Car les droits de scolarité ne sont pas gelés. Ça fait longtemps qu'ils ont dépassé les mythiques 500$ par année. Depuis 2007, les droits augmentent de 50$ par trimestre. En 2012, ils atteindront 2168$.

Le problème, c'est après 2012. Le gouvernement a dit qu'il augmenterait de nouveau les droits et que les «partenaires» seraient consultés sur l'importance de la hausse.

Mais la consultation, qui s'est déroulée hier sous la houlette de la ministre de l'Éducation, Line Beauchamp, s'est terminée en queue de poisson. Pas étonnant que les étudiants et les recteurs soient incapables de s'entendre sur une question aussi explosive.
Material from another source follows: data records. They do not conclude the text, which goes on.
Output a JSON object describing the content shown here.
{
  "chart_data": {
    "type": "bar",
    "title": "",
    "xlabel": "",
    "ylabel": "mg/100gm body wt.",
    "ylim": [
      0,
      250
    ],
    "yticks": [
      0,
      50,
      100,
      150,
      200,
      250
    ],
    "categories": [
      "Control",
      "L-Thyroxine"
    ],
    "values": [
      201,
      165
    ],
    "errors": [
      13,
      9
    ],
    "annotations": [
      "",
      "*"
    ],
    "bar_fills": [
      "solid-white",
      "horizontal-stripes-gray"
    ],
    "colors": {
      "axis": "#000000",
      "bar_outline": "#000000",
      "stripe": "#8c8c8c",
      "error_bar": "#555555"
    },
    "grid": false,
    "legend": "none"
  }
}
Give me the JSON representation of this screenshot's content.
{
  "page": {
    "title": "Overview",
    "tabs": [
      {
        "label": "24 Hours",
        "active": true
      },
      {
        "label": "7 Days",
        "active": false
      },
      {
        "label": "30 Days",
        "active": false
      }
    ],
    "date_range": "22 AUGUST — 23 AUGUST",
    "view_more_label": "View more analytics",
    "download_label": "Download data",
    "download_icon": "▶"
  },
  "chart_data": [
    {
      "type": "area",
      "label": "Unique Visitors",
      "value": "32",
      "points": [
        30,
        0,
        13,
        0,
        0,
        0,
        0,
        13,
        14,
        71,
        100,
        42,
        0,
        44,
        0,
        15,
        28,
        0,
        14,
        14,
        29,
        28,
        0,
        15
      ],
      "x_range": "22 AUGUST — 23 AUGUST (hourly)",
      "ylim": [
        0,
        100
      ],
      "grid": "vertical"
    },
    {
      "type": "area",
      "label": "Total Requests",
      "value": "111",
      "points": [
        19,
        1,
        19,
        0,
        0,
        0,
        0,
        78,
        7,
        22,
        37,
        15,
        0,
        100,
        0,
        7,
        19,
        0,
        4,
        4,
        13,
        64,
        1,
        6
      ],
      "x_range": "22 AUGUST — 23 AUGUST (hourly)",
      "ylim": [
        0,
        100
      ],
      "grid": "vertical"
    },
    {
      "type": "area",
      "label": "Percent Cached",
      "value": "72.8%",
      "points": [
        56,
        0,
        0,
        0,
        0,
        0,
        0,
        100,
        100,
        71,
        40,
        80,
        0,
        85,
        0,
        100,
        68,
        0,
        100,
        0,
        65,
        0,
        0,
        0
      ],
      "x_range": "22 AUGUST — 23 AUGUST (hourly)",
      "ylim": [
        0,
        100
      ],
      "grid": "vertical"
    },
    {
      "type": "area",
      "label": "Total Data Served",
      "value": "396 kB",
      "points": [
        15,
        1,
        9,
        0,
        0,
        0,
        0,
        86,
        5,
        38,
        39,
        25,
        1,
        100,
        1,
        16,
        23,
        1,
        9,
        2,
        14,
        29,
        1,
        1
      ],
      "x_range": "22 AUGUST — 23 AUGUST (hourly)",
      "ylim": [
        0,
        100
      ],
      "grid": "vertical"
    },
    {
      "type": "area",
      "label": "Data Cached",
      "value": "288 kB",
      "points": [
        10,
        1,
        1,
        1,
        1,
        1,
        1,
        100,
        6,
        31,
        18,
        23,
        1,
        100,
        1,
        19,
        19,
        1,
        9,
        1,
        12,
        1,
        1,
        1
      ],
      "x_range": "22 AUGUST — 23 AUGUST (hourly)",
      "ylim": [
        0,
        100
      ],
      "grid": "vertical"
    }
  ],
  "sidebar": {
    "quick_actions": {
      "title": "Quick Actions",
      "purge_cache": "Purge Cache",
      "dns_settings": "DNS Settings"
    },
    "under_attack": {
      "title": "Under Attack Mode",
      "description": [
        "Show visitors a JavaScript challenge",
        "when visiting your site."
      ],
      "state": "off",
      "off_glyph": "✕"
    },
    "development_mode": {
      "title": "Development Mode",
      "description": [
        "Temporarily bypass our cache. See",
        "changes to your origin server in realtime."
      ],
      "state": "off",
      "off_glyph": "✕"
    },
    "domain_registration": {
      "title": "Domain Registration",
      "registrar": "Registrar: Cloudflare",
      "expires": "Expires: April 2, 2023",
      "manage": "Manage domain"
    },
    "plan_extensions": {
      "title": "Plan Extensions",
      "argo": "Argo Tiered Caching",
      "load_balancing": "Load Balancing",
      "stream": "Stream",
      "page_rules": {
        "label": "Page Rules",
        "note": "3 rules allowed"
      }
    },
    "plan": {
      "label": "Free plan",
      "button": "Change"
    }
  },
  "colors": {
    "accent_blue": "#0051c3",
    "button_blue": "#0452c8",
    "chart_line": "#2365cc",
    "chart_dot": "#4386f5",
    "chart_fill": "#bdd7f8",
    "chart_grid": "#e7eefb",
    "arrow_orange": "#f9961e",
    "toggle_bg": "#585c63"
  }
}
Le Québec s'est toujours distingué du reste du Canada en gardant ses droits de scolarité historiquement bas. Avec raison. Je ne crois pas que les fils d'ouvrier vont se précipiter pour s'inscrire au programme de maîtrise en administration publique de McGill, qui exige des droits de 30 000$.

Alors, je pose de nouveau la question: qui doit payer? Car les universités ont besoin d'argent. C'est drôle, mais on ne parle jamais des entreprises privées, qui profitent largement de tous ces diplômés hautement qualifiés et formés à coups de dizaines de milliers de dollars. Il me semble que ce serait leur tour de contribuer.